As President Obama takes the stage tonight, he has one major thing going for him. It’s not the economy, which still leaves Americans fearful. It’s not his eloquence; pundits have even taken to disparaging his “full paragraphs” as not as forceful as Gingrich’s sound bites.
His major advantage is the team of horrors offered up by the Republican Party for leading the country. Their presidential nomination now features a food fight between –as Republicans correctly put it — a “vulture capitalist” and an inside the Beltway “influence peddler.” The Republican congressional majority offers an alley fight among wingnuts, earning them less popularity than communism in recent polling.
But the White House must resist the temptation to declare victory before the battle is done. The president still must run in an economy of mass unemployment and stagnant wages. He should not make the mistake of last year’s speech that hailed an economy “on the verge of recovery.” He must be the forceful advocate for change – not simply Horatio at the bridge defending us against the yahoos.
So here is what one progressive would like to see in the speech as it relates to the core economic challenges the country faces, given the political straits the president finds himself in.
1. Deepen the populist critique
The President promises to sustain the perspective he put forth in Osawatomie, Kansas. There he described forcefully how extreme inequality crippled our economy and corrupts our politics. That theme will surely frame his speech tonight.
He could deepen the critique by showing that the inequality resulted not simply from “natural” forces – globalization and technological change – but from failed policies, pursued by both parties over the past three decades: top end tax breaks, financial deregulation, perverse executive compensation schemes, a war on labor. That would not only have the distinct advantage of being true, but also would also lift the president above the partisan bickering, and make him clearly an advocate of the 99%.
2. Demand action on jobs
From that analysis comes the president’s broad argument that we can’t go back to that economy – as Republican candidates would have us do – we have to rebuild the economy on a sound foundation. That requires investment in education and training, in world-class infrastructure, in research and technology.
But first and foremost, that requires putting people to work – and the president should elevate demands for action on jobs. Congress has blocked his jobs plan – extending the payroll tax cut and unemployment insurance, aid to states to forestall layoffs of teachers and cops, an infrastructure bank – so he will resell that. Progressives would at least like a clear recognition that this is not an answer but another step – and that the president will keep pushing until Americans get back to work.
Recognizing the fierce urgency of action is vital.

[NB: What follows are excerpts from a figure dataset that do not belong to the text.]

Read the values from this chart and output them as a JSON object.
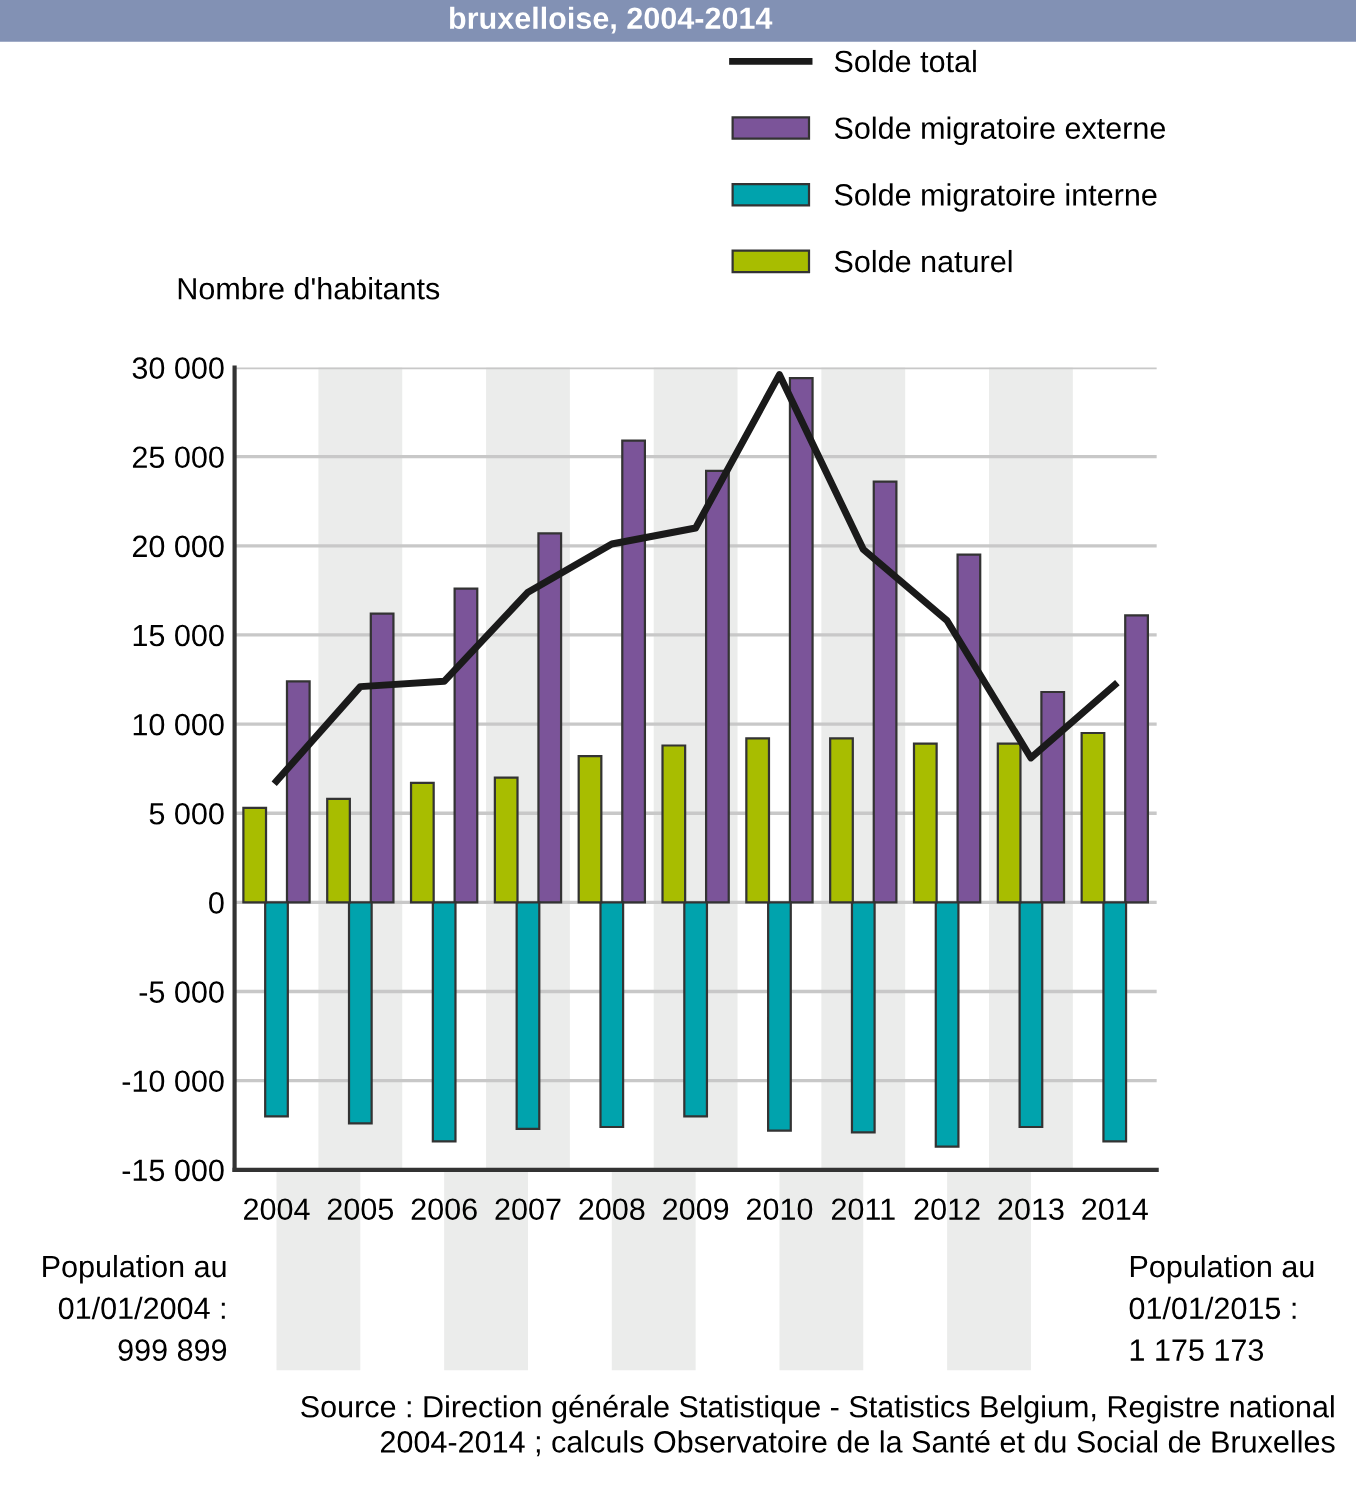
{
  "chart_data": {
    "type": "bar",
    "title": "bruxelloise, 2004-2014",
    "ylabel": "Nombre d'habitants",
    "categories": [
      "2004",
      "2005",
      "2006",
      "2007",
      "2008",
      "2009",
      "2010",
      "2011",
      "2012",
      "2013",
      "2014"
    ],
    "series": [
      {
        "name": "Solde total",
        "type": "line",
        "color": "#1a1a1a",
        "values": [
          6800,
          12100,
          12400,
          17400,
          20100,
          21000,
          29600,
          19800,
          15800,
          8100,
          12200
        ]
      },
      {
        "name": "Solde migratoire externe",
        "color": "#7b5499",
        "values": [
          12400,
          16200,
          17600,
          20700,
          25900,
          24200,
          29400,
          23600,
          19500,
          11800,
          16100
        ]
      },
      {
        "name": "Solde migratoire interne",
        "color": "#00a3ad",
        "values": [
          -12000,
          -12400,
          -13400,
          -12700,
          -12600,
          -12000,
          -12800,
          -12900,
          -13700,
          -12600,
          -13400
        ]
      },
      {
        "name": "Solde naturel",
        "color": "#a8bd00",
        "values": [
          5300,
          5800,
          6700,
          7000,
          8200,
          8800,
          9200,
          9200,
          8900,
          8900,
          9500
        ]
      }
    ],
    "ylim": [
      -15000,
      30000
    ],
    "yticks": [
      {
        "value": -15000,
        "label": "-15 000"
      },
      {
        "value": -10000,
        "label": "-10 000"
      },
      {
        "value": -5000,
        "label": "-5 000"
      },
      0,
      {
        "value": 5000,
        "label": "5 000"
      },
      {
        "value": 10000,
        "label": "10 000"
      },
      {
        "value": 15000,
        "label": "15 000"
      },
      {
        "value": 20000,
        "label": "20 000"
      },
      {
        "value": 25000,
        "label": "25 000"
      },
      {
        "value": 30000,
        "label": "30 000"
      }
    ],
    "grid": "y",
    "legend": "top right",
    "annotations": [
      "Population au\n01/01/2004 :\n999 899",
      "Population au\n01/01/2015 :\n1 175 173",
      "Source : Direction générale Statistique - Statistics Belgium, Registre national\n2004-2014 ; calculs Observatoire de la Santé et du Social de Bruxelles"
    ]
  }
}
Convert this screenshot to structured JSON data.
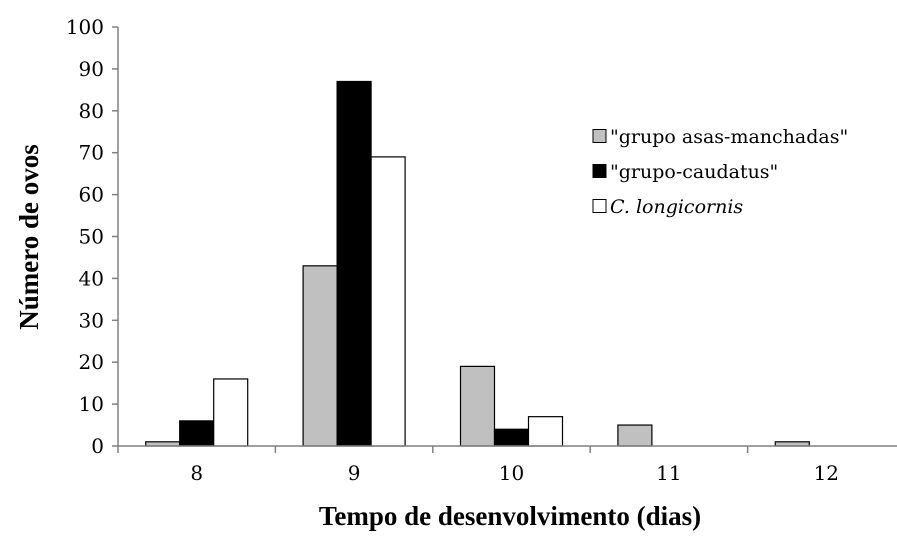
{
  "chart_data": {
    "type": "bar",
    "xlabel": "Tempo de desenvolvimento (dias)",
    "ylabel": "Número de ovos",
    "categories": [
      "8",
      "9",
      "10",
      "11",
      "12"
    ],
    "ylim": [
      0,
      100
    ],
    "yticks": [
      0,
      10,
      20,
      30,
      40,
      50,
      60,
      70,
      80,
      90,
      100
    ],
    "grid": false,
    "legend_position": "right",
    "series": [
      {
        "name": "\"grupo asas-manchadas\"",
        "color": "#c0c0c0",
        "italic": false,
        "values": [
          1,
          43,
          19,
          5,
          1
        ]
      },
      {
        "name": "\"grupo-caudatus\"",
        "color": "#000000",
        "italic": false,
        "values": [
          6,
          87,
          4,
          0,
          0
        ]
      },
      {
        "name": "C. longicornis",
        "color": "#ffffff",
        "italic": true,
        "values": [
          16,
          69,
          7,
          0,
          0
        ]
      }
    ]
  }
}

The president wants desperately to get credit for all that has been done. For the months of job growth, generating more jobs in three years than Bush in eight, etc. But he must be the agent of change, not the defender of what is – both for the country and for his own re-election.
The president has forcefully called for rebuilding an economy that works for many – based on “fair play, a fair shot, and a fair share.” But that argument must be presented as essential to reviving growth and creating jobs, not one premised on making a recovering economy fair.
3. Take action on jobs
President Obama has promoted his “We Can’t Wait” initiatives – an odd frame for the third year of a presidency – to show that he will act even if Republicans continue to obstruct action in the Congress. These have increasingly descended into gestures, like the recent event to promote tourism.
The president would be well advised to make this far bolder. For example, why not take challenge Chinese mercantilism? Announce that US government procurement will penalize any country that does not offer equal access in its own procurement. Call on every state and locality to pass buy America provisions as part of its procurement policies.
Similarly, the president could take unilateral action on housing. Take up Ezra Klein’s suggestion. Make a recess appointment of a new head of the FHFA and issue rules making anyone with a mortgage held by Fannie or Freddie and current on their payments automatically eligible for refinancing. Send a letter to every eligible homeowner. This won’t solve the housing problem, but optimistic estimates are that it might provide financial relief to some 1o million families.
4. Take on the “entitlement-opportunity” argument
Mitt Romney argues that the president wants to transform America into an entitlement society, whereas he wants to return it to an American opportunity society.
The president would be well advised to take this on. Make the case that the entitlement crisis America faces comes from the sense of entitlement by the wealthiest Americans that they can pocket all the rewards of growth, and use their wealth to rig the rules so they don’t pay their fair share back to society.
And then argue forcefully that opportunity requires investment in rebuilding the country, and in people – in education and training, in early childhood nutrition, in affordable health care and retirement security, in a safety net when things go bad. Those who would shred public investments in our future would destroy the broad middle class that, in fact, is the triumph of American democracy.
No one is a better personification of that argument than Barack Obama. No one a better foil than Mitt Romney. Let’s get that on.
There is much more we’d want from a progressive president – from taking on the military budget, bringing the troops home, challenging the right on global warming, laying out a far bigger plan to rebuild the country, closing Guantanamo and curbing the extreme claims on national security prerogatives, and more. That is for other articles.